We touched down in Honolulu at midnight. “Didn’t you say that we would be here at 12?” I asked him. And Dan, always disarming, replied, “Sure. Look at your watch: isn’t it 12?”

God willing, we made it to Melbourne. Two days later, we were on our way back. “We’ll stop one day in Sydney,” he told me, “to catch our breath and visit the city.” Some visit! We slept like logs, even on board the ship that toured the bay, where we risked a sunstroke. “We didn’t see anything,” Dan remarked after boarding our plane, “but on the other hand we carry with us quite a bit of Australian sun.” In fact, we were beet red. When people back home inquired about where we had been, he replied, with a Bohemian air, “We went on holiday in Honolulu and Sidney.” We had traveled half the globe in six days.

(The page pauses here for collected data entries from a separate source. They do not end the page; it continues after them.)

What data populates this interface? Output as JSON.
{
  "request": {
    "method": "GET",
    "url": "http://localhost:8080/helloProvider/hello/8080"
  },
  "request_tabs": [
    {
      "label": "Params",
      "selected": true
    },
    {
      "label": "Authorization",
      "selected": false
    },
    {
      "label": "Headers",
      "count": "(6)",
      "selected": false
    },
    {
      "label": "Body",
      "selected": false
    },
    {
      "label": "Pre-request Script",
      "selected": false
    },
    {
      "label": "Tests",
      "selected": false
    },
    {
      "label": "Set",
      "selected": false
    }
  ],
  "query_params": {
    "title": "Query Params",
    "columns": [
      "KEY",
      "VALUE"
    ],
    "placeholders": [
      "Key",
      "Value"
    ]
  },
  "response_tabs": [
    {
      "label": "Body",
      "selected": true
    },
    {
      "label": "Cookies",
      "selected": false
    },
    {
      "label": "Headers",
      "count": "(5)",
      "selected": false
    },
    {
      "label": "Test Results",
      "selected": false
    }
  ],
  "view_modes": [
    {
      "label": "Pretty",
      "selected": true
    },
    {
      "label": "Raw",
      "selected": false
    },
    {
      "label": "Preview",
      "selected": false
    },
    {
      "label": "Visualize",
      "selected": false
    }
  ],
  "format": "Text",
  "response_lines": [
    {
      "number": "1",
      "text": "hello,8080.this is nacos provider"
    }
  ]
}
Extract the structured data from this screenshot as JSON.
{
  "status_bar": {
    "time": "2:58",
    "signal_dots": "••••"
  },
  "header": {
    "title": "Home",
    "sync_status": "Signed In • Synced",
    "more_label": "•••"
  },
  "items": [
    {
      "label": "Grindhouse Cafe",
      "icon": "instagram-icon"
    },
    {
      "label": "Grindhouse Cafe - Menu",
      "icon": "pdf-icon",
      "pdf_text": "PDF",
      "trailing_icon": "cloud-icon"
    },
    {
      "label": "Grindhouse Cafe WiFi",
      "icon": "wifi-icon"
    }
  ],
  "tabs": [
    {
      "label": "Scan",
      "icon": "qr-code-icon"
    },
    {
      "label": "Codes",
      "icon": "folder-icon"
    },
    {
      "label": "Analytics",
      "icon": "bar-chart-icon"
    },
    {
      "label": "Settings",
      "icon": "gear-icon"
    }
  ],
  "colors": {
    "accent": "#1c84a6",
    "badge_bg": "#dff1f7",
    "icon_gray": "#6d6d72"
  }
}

One day, RAI — in its goodness — found out that there was an Italian-language daily newspaper in Canada, Corriere Canadese, and asked for an interview with the publisher — Dan Iannuzzi — and the associate publisher — myself. Everything went fine, but the interview aired at 2am. “They couldn’t air it during the day,” commented Dan, “otherwise we would have brought their audience up, humiliating programmes that cost them millions.”

My dear Dan, I like to remember you like this. Light-hearted, surreal, smiling even in critical moments. I take your smartness, your intuition, your entrepreneurial spirit, your stubbornness (just ask the CRTC) for granted. Those are gifts that even the Parliaments in Ottawa and Toronto recognized. I prefer to keep thinking of you as the friend who nine years ago, in Rome, told me, “Why don’t you come and spend some time in Canada? People never grow old there, because they’re always under ice.” I came, and thanks to you, Dan, I lived an exceptional professional and human experience. Alas, it flew by far too fast. “The sad side of beautiful things,” you told me once, “is that they don’t last forever.” Like your life.

A painful, astonished emptiness is left in mine.